Reporting from Super Bowl XLVIII: Nor’easter

by John Delach

Any rationale sports fan who is capable of being objective must realize that scheduling a Super Bowl game outdoors in the New Jersey Meadowlands at night in February brings with it the high probability that the game will be played in awful conditions. And with tickets having a face value of $1,000 each or more and re-sale prices in amounts two and three times face,  many of those who attend the game will think of themselves not as hearty pioneers, winter soldiers or trend setters; no, I expect the terms of dupe, dope, sucker or fool will be closer to the truth.

But undeterred, NFL Commissioner Roger Goodell and the Super Bowl XLVIII Host Committee kicked off their 2014 campaign as far back as 2011 with a full-page ad in local newspapers featuring their logo showing the George Washington Bridge with a large NY and a NJ separated by a snowflake. The ad copy read as follows:

A SUPER BOWL SO HISTORIC

IT TAKES TWO STATES TO HOST IT.

 

In February 2014, New York and New Jersey will host the very first outdoor cold-weather

Super Bowl at MetLife Stadium. It’s football like it was meant to be played-

In the open, exposed to whatever winter throws our way.

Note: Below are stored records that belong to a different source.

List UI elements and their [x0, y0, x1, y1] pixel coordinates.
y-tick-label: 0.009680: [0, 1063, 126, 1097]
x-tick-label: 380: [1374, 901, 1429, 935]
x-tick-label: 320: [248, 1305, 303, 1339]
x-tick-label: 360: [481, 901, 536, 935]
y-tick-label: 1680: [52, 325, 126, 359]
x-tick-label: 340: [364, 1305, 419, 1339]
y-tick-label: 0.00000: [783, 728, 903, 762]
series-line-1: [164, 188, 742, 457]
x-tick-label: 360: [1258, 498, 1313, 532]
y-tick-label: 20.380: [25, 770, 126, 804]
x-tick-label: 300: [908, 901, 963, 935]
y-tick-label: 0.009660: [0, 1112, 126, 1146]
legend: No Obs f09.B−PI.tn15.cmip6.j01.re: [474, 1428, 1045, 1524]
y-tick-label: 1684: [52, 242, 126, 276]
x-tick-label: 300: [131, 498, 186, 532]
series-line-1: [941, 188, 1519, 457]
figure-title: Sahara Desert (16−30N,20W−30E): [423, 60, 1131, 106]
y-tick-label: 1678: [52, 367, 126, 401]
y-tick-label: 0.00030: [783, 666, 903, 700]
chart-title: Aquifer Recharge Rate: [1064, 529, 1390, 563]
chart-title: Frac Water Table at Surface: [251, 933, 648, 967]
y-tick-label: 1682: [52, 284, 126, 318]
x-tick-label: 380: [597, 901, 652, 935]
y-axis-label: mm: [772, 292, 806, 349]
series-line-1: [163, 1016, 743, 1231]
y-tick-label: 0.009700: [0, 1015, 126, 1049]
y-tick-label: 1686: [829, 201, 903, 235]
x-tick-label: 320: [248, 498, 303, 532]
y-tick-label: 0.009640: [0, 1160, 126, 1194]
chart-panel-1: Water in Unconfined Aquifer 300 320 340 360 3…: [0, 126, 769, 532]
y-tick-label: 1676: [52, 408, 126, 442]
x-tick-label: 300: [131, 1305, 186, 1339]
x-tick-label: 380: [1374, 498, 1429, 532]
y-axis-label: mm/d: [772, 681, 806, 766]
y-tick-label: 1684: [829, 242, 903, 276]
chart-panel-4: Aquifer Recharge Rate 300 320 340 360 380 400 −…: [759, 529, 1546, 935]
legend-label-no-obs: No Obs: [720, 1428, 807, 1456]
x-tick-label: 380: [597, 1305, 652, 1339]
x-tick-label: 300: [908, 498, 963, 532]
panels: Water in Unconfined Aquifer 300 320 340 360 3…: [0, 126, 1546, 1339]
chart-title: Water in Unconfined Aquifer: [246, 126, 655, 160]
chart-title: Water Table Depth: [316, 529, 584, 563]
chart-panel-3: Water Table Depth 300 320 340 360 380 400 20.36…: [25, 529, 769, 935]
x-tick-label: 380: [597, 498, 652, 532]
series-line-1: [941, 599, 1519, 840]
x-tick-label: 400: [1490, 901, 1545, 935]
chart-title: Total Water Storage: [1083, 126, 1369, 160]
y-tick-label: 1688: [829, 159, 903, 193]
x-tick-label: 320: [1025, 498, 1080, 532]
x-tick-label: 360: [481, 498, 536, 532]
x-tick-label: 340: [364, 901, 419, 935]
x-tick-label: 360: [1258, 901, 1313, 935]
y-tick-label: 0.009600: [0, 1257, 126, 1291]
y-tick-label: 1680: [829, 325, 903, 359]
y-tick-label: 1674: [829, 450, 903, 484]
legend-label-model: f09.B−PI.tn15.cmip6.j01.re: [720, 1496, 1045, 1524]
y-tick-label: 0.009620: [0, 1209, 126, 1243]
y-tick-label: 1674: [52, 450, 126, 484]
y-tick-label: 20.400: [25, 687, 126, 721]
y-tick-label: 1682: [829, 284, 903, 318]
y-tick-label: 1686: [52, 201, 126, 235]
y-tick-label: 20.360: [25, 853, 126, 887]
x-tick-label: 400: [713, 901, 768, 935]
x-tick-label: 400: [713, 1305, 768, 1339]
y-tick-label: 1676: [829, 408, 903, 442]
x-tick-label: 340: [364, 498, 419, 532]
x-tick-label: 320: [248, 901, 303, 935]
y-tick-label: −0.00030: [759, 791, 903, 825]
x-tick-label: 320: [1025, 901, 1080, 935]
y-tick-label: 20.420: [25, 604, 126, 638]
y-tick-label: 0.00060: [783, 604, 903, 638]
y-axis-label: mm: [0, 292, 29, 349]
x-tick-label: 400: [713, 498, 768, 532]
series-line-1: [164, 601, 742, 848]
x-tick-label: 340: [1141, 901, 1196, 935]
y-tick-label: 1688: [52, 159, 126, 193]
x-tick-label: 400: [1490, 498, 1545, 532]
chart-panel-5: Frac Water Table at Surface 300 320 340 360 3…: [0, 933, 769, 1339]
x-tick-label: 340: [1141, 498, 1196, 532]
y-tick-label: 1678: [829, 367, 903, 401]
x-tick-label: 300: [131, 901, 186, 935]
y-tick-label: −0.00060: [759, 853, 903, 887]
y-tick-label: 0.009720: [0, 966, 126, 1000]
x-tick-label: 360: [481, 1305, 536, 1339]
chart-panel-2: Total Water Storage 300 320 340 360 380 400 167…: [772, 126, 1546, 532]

Chutzpah unlimited. Reminds me of Razzle Dazzle from Chicago:

Give ‘em the old hocus pocus

Bead and feather ‘em

How can they see with sequins in their eyes?

 

What if your hinges all are rusting?

What if, in fact, you’re just disgusting?

 

RAZZLE, DAZZLE ‘EM

AND THEY’LL NEVER CATCH WISE!

The elephant in the room that the NFL is doing its best to ignore is the Nor’easter, that peculiar atmospheric condition that happens each winter. I’m no meteorologist but I can read a weather map.

It begins when the Jet Stream aligns itself so that it leaves the Pacific Ocean to the north around the U.S. – Canadian border. It plows east into Idaho, but makes a right, diving down into Wyoming though Colorado heading south barreling into New Mexico before entering West Texas where it takes a left turning in an easterly direction. This spells trouble for the Northeast as the warm side of the Jet Stream stirs up all that moisture from the Gulf of Mexico.

The Stream goes into overdrive, a non-stop express, pushing all of the accumulated moisture East-Northeast following the coast along the Carolinas heading our way. Unless there is enough blow from the Mid-west to take it out to sea that Nor’easter will dump a lot of what was once warm, salt water on East Rutherford, New Jersey. And it need not be snow to ruin the football game.

The 2014 NFL regular season ended on Sunday, December 29th providing a preview of what may be expected on Groundhog Day, February 2, 2014, coincidentally, Super Bowl XLVIII Sunday. If you, by some remote chance, happened to watch any part of the contest between the Washington Redskins and the New York Giants played at Met Life Stadium that day you saw a game played in a Nor’easter.

I had my season ticket for this game and decided to attend this affair with my Port Washington buddies, weather permitting. In fact, I even agreed to drive. And the early forecast was great; sunny with temperatures in the mid-40s. As the week went on, it only became better and by Thursday morning the predicted high for Sunday had soared to 50 degrees. But on Thursday night I heard the first ominous prediction that a Nor’easter was forming off of Texas that would strike the Metropolitan area on Sunday morning. By Friday, the prediction was solid and I texted my buddies declaring a Force Majeure that would prevent me from attending after all. (Having a season ticket in excess of 50 years gives me the right to declare a Force Majeure when I deem it appropriate.)

Good call, the rains arrived promptly at 10 am and didn’t end until 6 pm. The Giants won the game 20 to 6 in what was a war of attrition. Granted these are not Super Bowl caliber teams, but a storm like this would raise havoc with the quality of play for any team, its players and would provide the ticket holders with an experience of utter misery similar to what soldiers experienced at Stalingrad, the Bulge or North Korea. The only exceptions were the fortunate few with luxury box tickets, club seat lounges or the resourceful who say, “The hell with it,” and watch the event on HDTV’s from the bars inside Met Life Stadium.

I’m not even talking snow. THE NFL says they can move the game to Saturday night or Monday night in the face of a blizzard. I say good luck with that!

But that’s just me, still beating that old dead horse that the NFL just cares about television and the fans be damned. Yeah, I’m sure it will all be fine. No polar vortex or “snowmaggedon.”

Then again, for those of you who are curious or don’t recall 1969, may I suggest that you Google: “Lindsay snowstorm.”